The Pilgrimage of Grace in the city of York

Tuesday, July 24, 2012

The Church is in Need of Her Saints.



Dedication of the rebuilt shrine of St. David, St. David's Cathedral, Wales.
"Remember the little things that I did."
     Saints have an undefined place within the Anglican Church. They are present everywhere in art or music, but the Church does not actively promote the veneration of saints in liturgy or in private devotion. Many Churches of the Anglican Communion have books for the Lesser Feasts of saints, but their use is again, undefined. Although many of the cults of saints have been suppressed since the reformation in the 16th century, the Anglican Church has had a definite place for Saints for longer than it hasn't...for one thousand years before the reformation of the 16th century. In the last thirty or forty years, several cathedrals in the Church of England and elsewhere in the British Isles have restored the shrines of the Saints whose pilgrims provided the money for the magnificent churches that still stand today.

     Most notably, the shrines restored are at St. Alban's Cathedral of St. Alban the protomartyr of Britain, Durham Cathedral of St. Cuthbert, Oxford Cathedral of St. Frideswide, St. David's Cathedral in Wales, Chichester Cathedral of St. Richard, the shrine of Our Lady at Walsingham, Hereford Cathedral of St. Thomas, the shrine at Pennant Melangell in Wales, and York Minster Cathedral of St. William. The saints of those churches sustained their presence across the country even through the iconoclastic trials of the Edwardian reign in the 1540s. Their images survive in sculpture and stained glass, and their stories in cathedral libraries and local legends. A revival of the veneration of saints would echo all of human's need to first mourn for their dead and second to look to those who have died as role models...especially of the Christian Faith.

     A pronounced return to the cults of Saints, both ancient and modern, would provide a stronger foundation for both congregational and personal devotion for members of the Church as well as providing another path to bring persons into the Body of Christ.

     So how would saints be included in our everyday lives or worship? Many parishes have set up small altars dedicated to their patron or an image somewhere in the church where people can contemplate the actions and life of such a saint. Although images and relics have an historically awkward place in the Anglican Church as their veneration was band in the 39 articles, the practice of placing candles before and image of a saint is not much different from placing flowers on the graves or by the images of our own dead.

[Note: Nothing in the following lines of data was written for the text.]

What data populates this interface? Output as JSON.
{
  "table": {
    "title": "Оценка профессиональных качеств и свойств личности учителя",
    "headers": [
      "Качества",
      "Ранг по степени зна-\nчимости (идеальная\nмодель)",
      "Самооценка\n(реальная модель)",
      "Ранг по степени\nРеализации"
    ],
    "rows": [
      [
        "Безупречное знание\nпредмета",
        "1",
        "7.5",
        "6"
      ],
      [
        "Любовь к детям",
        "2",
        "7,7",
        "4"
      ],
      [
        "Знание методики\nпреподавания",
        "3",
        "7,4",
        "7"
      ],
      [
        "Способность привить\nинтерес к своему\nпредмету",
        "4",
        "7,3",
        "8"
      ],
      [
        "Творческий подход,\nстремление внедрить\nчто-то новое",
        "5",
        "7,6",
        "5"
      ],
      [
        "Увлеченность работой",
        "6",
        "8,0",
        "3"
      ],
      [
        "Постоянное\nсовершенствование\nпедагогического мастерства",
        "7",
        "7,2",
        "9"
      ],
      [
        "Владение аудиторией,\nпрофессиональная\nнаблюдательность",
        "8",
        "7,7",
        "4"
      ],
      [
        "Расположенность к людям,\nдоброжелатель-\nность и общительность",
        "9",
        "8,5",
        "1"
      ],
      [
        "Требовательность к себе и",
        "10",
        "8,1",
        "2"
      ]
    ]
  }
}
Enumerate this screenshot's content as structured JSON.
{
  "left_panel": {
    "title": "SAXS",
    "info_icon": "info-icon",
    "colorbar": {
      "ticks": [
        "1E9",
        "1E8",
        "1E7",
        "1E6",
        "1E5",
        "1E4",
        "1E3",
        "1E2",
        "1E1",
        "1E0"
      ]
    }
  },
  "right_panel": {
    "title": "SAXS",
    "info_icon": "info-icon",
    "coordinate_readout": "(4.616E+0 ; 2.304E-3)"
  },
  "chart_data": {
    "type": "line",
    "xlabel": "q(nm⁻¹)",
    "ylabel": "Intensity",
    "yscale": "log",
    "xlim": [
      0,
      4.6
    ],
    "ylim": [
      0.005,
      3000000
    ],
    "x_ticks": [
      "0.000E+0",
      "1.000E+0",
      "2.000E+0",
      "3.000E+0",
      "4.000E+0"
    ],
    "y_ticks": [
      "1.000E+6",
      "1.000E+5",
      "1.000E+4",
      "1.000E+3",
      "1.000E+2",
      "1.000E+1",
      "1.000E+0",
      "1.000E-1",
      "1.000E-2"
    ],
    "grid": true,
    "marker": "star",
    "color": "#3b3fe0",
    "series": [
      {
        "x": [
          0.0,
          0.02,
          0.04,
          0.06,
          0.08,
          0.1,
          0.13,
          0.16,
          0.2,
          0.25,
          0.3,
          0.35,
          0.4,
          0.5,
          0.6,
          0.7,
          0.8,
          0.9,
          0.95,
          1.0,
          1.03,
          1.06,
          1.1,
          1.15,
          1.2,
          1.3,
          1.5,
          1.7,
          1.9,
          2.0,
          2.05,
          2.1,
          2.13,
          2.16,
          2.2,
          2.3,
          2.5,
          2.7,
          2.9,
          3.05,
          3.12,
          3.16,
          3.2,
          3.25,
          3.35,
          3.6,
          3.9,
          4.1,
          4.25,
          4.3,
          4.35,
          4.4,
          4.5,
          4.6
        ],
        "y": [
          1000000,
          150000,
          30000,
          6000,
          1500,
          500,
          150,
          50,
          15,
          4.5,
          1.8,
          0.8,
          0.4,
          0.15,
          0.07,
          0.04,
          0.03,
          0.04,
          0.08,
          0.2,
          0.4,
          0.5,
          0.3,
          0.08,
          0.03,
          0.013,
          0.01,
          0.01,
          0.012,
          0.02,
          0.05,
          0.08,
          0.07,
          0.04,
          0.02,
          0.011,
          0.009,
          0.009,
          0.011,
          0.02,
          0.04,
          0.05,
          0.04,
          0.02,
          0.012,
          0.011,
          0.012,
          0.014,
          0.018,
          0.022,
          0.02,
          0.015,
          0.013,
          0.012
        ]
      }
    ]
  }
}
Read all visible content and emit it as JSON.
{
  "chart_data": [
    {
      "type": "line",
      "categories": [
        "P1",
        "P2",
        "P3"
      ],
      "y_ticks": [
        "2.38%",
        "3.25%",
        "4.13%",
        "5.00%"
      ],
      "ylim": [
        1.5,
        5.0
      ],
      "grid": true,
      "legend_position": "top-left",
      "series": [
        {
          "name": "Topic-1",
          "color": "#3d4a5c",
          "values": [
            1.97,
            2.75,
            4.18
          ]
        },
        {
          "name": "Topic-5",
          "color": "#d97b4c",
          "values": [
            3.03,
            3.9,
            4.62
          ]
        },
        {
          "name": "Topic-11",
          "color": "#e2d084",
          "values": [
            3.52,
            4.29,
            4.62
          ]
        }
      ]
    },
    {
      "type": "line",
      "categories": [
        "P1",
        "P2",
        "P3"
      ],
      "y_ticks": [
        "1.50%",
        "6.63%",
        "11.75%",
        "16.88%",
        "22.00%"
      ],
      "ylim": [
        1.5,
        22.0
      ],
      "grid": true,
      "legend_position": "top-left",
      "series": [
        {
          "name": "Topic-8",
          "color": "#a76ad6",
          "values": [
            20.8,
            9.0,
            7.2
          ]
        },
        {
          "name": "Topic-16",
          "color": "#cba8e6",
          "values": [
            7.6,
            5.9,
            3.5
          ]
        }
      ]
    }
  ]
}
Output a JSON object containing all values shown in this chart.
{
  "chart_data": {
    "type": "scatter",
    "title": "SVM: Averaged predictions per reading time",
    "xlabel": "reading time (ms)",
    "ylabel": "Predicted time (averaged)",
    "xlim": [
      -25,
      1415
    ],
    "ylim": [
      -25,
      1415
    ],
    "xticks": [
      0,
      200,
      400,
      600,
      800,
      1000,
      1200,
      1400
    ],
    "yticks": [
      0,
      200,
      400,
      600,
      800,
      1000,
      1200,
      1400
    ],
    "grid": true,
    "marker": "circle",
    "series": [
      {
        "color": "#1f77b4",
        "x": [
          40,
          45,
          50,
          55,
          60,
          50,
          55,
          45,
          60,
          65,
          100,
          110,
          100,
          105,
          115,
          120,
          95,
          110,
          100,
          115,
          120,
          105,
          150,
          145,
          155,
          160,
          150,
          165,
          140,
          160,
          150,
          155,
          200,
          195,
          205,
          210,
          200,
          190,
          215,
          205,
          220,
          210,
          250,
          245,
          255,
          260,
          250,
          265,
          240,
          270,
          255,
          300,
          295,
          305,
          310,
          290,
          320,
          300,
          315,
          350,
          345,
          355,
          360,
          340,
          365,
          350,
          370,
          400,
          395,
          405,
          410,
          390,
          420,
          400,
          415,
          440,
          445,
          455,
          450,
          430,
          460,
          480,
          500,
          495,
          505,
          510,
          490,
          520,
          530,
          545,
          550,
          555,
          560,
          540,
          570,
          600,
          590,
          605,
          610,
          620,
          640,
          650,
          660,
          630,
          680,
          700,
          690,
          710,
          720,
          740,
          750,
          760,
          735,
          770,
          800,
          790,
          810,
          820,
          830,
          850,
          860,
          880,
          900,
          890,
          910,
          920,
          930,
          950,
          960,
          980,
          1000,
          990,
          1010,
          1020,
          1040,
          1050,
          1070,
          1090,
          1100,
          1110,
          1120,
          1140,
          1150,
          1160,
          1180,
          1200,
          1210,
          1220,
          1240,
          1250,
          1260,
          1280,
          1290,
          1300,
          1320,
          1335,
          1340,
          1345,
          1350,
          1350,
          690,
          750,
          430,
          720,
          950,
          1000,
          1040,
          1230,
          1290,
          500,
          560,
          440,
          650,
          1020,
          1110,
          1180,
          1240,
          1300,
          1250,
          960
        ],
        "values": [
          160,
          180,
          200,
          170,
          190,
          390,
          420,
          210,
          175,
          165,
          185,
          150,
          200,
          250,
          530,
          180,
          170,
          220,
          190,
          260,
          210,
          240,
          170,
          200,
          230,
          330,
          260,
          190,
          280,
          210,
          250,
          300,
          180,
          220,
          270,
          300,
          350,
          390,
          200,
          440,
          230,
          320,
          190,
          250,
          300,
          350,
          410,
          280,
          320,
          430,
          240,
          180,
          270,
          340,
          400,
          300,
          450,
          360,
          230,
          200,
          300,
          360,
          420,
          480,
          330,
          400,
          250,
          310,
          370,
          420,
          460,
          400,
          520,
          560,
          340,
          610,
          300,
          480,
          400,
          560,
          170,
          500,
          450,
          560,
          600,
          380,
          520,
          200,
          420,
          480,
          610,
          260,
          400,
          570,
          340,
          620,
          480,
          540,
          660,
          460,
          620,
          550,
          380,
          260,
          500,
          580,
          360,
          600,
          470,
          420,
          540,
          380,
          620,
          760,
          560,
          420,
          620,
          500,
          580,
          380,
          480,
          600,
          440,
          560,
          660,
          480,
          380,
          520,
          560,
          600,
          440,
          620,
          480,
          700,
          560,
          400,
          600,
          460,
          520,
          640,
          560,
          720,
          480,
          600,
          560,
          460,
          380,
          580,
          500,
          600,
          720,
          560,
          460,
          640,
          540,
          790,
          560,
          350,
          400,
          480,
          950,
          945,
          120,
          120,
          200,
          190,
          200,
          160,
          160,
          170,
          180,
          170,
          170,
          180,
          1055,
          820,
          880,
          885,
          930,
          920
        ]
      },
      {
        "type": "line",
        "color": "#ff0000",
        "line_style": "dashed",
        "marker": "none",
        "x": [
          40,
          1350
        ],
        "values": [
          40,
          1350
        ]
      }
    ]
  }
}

     Saints are those holy men and women who have led an exemplary Christian life. They were never seen as persons with divine status by any part of the medieval church. Rather, saints were venerated because they were seen as examples of how dedicated a Christian should be to Christ whether they were a pauper martyred as they "took up the cross" and refused to renounce Christ even unto death or a bishop who dedicated the whole of his episcopate to humbly serving the dispossessed of his diocese while his lordly colleges enjoyed their episcopal palaces.

     The Church owes much of her existence to these men and women who died for the faith or kept clean the Church of corruption. Today by placing a candle before the image or relic of a saint we are both thanking our mortal ancestors for giving us the Church and praying that we as Christians might be able to imitate the extreme dedication to Christ that these saints exercised.

     Reviving the cults of saints also means that the Church should look for the saints who may not have been historically recognized as such. Samuel Seabury has made his way into the U.S. Episcopal Church's  "Lesser Feasts and Fasts" book. But many lesser known priests and laypeople might deserve to be recognised as saints locally. After all, many of the saints of the middle ages were local religious or laypeople who were locally seen as holy people in their dedication to Christ for the variety of acts that they performed. Saints don't have to make miracles, at least not the kind of miracle where people are healed by touching the holy person's cloak or where a spring appears on the spot where the saint died. But men and women who dedicate their life to Christ replicate in our own power various acts of Christ. These acts are the miracles that we have to look for and aim to imitate ourselves. As St. David of Wales said on his deathbed "remember the little things that I did"...St. David, the 6th century bishop of Menevia, became the most venerated saint in all of Wales and remains so today.

     Besides the devotion to saints within parishes, the saints are a way to bring parishes and dioceses to become more intimate with each other as One Holy Catholic and Apostolic Church though pilgrimage. Pilgrimage to particular churches or the cathedral of the diocese not only encourages a constant religious use of the church buildings but also associates churches with the holiness of a particular saint. The Greek Orthodox Church in my area of northern New Jersey brings bishops, priests, and lay people alike together on various saints feast days at churches dedicated to that saint. The Anglican Church can create a similar aura of diocesan unity through gathering for example at a church dedicated to St. Andrew on St. Andrew's day or by having an annual pilgrimage to the diocesan cathedral or to another parish church from the parishes of the diocese on the diocese's or cathedral's patronal feast day.

     Parishes should encourage devotion to saints because saints provide examples of how a Christian life should look. The saints devoted their lives to Christ; their every action was based on Christ's own actions and commandments. The Church should encourage her flock to replicate the actions of those who have supported her in the past...so that she can flourish and continue to proclaim the risen Christ in the future.